Khumbudzo Ntshavheni, South Africa’s minister of communications and digital technologies, has approved a proposal to introduce a TV license amnesty in the country. Ntshavheni stated the amnesty would provide the South African Broadcasting Corporation (SABC) more breathing room to cope with its financials when she spoke to a parliamentary committee on November 17, 2021.
“We are awaiting National Treasury’s approval so that we may bring the matter before parliament to ensure that there is an amnesty on TV licenses.” “We feel that if the SABC is granted (this amnesty), they will be able to take advantage of the opportunity to improve their financial situation,” Ntshavheni said.
Employing debt collection companies to follow up on non-payments currently costs the SABC money. A clean slate could potentially boost collections by relieving citizens of the burden of repaying non-payments.

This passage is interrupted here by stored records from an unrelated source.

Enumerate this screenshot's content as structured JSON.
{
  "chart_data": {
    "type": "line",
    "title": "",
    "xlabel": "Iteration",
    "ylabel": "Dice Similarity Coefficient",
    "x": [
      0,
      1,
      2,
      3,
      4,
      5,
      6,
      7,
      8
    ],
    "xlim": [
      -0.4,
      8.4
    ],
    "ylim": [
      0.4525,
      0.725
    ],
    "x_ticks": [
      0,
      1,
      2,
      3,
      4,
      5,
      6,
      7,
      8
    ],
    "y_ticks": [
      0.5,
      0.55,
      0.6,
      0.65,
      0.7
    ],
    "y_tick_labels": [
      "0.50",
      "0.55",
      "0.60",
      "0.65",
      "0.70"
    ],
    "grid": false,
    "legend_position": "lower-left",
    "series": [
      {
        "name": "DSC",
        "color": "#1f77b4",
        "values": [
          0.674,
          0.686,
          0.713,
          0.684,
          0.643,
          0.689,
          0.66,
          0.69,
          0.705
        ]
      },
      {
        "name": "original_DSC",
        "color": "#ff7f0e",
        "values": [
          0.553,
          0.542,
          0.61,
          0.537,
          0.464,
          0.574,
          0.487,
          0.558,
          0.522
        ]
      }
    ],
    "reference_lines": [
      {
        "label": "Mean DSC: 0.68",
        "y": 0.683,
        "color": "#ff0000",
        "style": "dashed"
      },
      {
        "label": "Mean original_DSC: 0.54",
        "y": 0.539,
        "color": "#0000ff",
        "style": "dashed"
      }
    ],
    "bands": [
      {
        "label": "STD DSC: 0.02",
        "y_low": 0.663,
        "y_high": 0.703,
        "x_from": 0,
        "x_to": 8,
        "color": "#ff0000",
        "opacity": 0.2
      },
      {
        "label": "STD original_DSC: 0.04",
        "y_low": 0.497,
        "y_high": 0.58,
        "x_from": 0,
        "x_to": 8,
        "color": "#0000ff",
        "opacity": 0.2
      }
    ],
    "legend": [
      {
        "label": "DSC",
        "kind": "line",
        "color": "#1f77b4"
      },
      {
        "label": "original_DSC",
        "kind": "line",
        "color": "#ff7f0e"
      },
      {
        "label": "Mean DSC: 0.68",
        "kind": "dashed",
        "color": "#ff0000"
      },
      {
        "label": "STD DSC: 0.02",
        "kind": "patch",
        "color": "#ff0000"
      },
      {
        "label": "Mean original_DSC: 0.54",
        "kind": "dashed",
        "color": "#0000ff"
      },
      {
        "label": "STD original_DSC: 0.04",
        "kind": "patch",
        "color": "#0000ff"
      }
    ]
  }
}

Amnesty might also help the SABC move to a new collection model that focuses on a general levy rather than individual licenses.
In response to queries, a SABC representative told a BMA Source that the national broadcaster had been in contact with Treasury about removing regulatory impediments but declined to comment directly on the issue of a license amnesty.
According to the South African Broadcasting Corporation’s (SABC) annual report for 2020/2021, 82 per cent of TV license holders in South Africa failed to pay the yearly licence fee. In total, 2.2 million TV license holders could settle their fees in whole or in part against a database of 10.3 million TV license holders.
Under the current regulations, first-time applicants for a television licence must pay the full annual charge of US$ 17,13. Renewals must be paid annually before the license expires, with users having the option of paying US$ 17,06 annually or US$ 1,81 per month.